Know what’s happening with the shows you normally exhibit at. Are they planning to be all virtual next time around? Or do they have firm plans to be back in action at the convention center or hall where they usually have the show? Or maybe the third option: they just don’t know. The local convention center here in Salem is closed until further notice, but they have several groups on long-term contracts that want to come back once it’s okay. Some have smaller gatherings of less than a hundred (which might be okay under today’s guidelines); others expect hundreds, maybe more than a thousand. At this point, it’s hard to know when gatherings that large will be allowed.
Different states have different statuses. California, Nevada, Chicago, DC, NYC. They’re all different and all have different plans for getting back to larger shows. It may not make sense to spend a lot of time digging into each state’s specific plans, but just to be aware that what brings back large shows in Nevada may not be the same that brings them back in NYC or Chicago.
If your company goes to several shows a year, large, medium and small, would it make sense to have a ready-made virtual exhibit that can easily be adapted to fit the requirements of each show? Virtual exhibits are getting more popular, especially when exhibitors and show organizers have the understanding that even when (if) things return to “normal,” virtual exhibits can and probably will be a part of the marketing mix. Learn more about virtual exhibit in this Kevin Carty podcast interview, this Exhibitor Magazine webinar replay which includes a walk-through of the Canon virtual exhibit, and this blog post on what questions might come up around moving forward with a virtual exhibit.

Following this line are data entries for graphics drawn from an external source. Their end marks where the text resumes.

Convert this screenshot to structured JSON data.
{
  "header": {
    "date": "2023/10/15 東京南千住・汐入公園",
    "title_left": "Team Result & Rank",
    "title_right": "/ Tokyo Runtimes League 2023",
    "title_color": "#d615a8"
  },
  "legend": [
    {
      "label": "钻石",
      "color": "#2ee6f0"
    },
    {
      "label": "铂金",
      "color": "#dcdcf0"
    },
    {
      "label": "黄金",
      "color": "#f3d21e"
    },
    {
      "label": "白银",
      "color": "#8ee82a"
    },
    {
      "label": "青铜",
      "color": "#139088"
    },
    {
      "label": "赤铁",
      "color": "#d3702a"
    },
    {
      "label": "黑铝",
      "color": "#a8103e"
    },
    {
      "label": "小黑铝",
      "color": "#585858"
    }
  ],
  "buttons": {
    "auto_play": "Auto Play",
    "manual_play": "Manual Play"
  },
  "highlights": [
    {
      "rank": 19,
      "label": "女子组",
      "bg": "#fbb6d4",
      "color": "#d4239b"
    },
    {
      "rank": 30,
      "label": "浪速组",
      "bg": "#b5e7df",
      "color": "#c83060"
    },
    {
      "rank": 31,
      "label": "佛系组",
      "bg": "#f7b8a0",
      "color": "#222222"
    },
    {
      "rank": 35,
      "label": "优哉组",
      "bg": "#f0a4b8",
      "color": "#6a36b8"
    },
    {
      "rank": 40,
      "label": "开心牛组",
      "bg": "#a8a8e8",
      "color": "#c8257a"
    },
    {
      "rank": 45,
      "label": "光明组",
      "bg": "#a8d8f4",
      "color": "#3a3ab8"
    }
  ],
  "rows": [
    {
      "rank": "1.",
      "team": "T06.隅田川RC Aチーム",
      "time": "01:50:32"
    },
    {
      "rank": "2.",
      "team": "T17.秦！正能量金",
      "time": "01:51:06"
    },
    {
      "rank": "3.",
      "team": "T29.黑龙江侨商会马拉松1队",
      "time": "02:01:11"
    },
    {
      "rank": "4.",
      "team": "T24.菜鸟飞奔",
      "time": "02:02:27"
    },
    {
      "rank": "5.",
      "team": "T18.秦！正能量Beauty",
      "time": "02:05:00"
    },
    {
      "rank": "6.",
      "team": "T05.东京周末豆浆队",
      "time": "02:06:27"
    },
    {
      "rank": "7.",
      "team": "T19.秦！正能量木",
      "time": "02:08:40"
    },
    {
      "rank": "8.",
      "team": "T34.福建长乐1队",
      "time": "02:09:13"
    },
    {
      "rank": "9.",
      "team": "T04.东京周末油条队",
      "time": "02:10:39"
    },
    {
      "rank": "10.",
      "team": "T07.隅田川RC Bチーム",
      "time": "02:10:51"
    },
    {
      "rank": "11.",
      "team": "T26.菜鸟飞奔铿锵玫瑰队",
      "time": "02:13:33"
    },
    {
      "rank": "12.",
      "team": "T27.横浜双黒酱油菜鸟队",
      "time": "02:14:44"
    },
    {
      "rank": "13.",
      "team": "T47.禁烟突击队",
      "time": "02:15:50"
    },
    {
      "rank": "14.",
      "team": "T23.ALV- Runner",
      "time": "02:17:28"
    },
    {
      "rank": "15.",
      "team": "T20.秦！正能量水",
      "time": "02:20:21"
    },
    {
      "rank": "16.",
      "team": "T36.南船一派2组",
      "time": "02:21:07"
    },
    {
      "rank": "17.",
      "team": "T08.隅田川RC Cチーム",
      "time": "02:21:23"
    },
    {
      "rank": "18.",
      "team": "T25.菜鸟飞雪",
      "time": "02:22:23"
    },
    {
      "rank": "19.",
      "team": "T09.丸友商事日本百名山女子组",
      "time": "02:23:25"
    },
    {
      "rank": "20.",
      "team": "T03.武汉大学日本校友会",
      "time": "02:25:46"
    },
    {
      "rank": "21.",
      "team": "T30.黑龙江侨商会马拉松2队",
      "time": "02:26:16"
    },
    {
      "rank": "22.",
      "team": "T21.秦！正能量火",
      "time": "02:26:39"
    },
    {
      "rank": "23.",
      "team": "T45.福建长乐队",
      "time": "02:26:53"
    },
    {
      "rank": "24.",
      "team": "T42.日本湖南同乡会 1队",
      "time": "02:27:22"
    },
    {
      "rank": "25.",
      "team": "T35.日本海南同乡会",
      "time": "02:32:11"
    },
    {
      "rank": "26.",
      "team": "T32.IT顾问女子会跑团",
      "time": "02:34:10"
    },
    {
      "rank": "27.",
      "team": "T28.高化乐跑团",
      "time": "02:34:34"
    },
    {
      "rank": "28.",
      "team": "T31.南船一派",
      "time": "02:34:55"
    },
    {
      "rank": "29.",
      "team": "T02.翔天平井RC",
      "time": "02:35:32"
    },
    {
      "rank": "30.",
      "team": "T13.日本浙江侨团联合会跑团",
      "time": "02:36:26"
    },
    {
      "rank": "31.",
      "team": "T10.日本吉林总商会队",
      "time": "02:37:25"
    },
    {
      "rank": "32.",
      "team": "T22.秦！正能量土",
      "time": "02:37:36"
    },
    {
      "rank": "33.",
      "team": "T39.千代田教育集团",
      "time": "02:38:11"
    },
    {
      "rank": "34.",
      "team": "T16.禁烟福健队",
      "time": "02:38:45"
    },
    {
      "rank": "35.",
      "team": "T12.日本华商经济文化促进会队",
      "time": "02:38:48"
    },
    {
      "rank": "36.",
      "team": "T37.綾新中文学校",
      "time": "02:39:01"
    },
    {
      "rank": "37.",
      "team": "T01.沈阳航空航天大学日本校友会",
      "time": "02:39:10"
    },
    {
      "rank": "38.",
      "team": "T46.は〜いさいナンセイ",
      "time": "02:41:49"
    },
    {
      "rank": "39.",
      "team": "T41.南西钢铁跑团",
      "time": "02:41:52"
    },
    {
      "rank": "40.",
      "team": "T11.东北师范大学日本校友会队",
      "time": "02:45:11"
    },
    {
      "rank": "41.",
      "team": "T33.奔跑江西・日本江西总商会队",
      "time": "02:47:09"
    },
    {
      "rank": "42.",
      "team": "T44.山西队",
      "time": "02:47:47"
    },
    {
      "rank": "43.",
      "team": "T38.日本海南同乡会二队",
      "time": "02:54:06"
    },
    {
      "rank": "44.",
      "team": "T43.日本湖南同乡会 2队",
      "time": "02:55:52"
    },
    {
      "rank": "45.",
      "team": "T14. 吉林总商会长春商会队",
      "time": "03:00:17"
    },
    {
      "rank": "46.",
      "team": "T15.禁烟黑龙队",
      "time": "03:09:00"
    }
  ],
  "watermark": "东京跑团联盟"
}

Another thing to keep abreast of is how exhibitors and attendees are feeling about getting back to live events. This piece from TSNN indicates a majority of people are ready to get back on the exhibiting floor.
Yes, things are moving forward. Sometimes we feel it’s at a snail’s pace, but even incremental movement is critical. I suspect at some point, you’ll look up and find that you’re booking travel plans and signing exhibiting contracts and planning exhibit updates.